As miserable as it may feel, heating up with a fever is actually going to make you feel better sooner. (Image credit: Scott, CC BY-SA 2.0)

What They Found

Infected toads, both adults and tadpoles, exhibited behavioral fever by moving to warmer areas to help fight the virus. The increase in temperature was also associated with a decrease in viral load in the adults (not tadpoles), such that toads changing their preferred temperature (behavioral fever) were able to reduce viral loads.

Problems

The researchers infected the smaller tadpoles with the same amount of virus that they gave to the larger adult toads, which could have affected the responses of the two groups as the tadpoles were getting more virus per unit body mass compared to the adults. Additionally, the tadpoles cleared their infection before the researchers could sample their viral loads, thus it is hard to draw conclusions about the generality of these results in this system, as each life stage may perform differently.

So What?

Today’s researchers showed that not only do toads engage in behavioral fever, but that this fever helps to fight infection (in adults).
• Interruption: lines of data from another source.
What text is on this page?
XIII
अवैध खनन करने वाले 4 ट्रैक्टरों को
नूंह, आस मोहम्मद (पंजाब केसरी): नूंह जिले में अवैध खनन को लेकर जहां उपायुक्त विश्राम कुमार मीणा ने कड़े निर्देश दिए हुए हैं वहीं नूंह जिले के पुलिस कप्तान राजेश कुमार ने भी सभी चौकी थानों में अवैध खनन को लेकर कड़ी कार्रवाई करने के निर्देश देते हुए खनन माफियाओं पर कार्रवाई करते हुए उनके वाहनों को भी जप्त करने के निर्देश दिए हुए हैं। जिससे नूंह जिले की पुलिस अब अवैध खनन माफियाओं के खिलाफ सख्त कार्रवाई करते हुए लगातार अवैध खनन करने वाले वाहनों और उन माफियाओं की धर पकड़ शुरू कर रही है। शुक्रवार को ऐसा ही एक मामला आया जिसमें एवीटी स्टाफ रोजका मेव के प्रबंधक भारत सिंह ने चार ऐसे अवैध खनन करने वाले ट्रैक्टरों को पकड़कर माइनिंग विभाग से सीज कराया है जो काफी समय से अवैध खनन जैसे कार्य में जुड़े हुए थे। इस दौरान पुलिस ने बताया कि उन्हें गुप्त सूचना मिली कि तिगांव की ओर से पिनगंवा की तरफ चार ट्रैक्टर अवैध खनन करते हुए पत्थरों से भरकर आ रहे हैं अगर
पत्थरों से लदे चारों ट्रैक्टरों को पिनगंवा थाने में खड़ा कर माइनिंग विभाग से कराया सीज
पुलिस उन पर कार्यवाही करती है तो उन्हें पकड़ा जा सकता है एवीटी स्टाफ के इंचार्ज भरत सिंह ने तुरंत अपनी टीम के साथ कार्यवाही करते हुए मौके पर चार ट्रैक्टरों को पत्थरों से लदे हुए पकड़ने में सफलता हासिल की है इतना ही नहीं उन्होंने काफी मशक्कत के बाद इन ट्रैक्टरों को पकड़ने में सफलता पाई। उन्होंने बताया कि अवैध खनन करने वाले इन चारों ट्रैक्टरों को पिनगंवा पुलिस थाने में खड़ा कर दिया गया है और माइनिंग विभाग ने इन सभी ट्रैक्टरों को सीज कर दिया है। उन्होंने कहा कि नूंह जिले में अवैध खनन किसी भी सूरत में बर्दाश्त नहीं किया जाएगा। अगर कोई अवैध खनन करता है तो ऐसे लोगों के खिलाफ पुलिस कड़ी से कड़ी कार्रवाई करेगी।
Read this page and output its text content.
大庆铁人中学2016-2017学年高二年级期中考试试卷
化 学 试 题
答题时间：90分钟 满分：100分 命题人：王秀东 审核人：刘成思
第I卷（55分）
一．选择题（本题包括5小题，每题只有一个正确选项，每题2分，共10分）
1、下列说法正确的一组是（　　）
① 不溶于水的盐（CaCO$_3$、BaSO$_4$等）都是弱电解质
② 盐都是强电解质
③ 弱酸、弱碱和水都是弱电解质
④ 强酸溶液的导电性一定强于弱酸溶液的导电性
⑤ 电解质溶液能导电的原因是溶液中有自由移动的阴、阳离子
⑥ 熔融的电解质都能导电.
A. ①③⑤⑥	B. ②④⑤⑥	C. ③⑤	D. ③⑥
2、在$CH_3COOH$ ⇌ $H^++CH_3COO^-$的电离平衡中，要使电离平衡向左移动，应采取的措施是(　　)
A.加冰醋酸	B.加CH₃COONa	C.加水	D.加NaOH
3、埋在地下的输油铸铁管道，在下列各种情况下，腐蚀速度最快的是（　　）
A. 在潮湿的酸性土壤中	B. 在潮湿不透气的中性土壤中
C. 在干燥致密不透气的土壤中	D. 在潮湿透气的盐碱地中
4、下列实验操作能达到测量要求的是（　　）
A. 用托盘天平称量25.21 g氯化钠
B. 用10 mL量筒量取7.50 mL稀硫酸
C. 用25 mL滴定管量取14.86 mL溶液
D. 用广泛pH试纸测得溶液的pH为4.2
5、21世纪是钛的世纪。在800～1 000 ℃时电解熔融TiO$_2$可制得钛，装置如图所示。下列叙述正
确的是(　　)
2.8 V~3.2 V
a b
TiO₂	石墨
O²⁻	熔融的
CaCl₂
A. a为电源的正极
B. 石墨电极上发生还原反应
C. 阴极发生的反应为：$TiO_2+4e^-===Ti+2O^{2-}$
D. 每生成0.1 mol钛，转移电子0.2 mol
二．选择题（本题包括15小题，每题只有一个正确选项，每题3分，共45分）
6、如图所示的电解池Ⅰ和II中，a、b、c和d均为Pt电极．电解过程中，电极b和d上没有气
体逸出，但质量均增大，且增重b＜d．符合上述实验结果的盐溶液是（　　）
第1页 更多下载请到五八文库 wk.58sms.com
This is an important proof-of-concept study that provides evidence for a widely-known theory, and it opens the door for further research into the exact mechanisms of how this fever helps to fight infection. Looking at these results through the lens of climate change, it will be interesting to see how these host-parasite relationships change when ectothermic hosts like these toads are forced to not only tackle an infection, but to also balance that against the rising temperatures they are experiencing.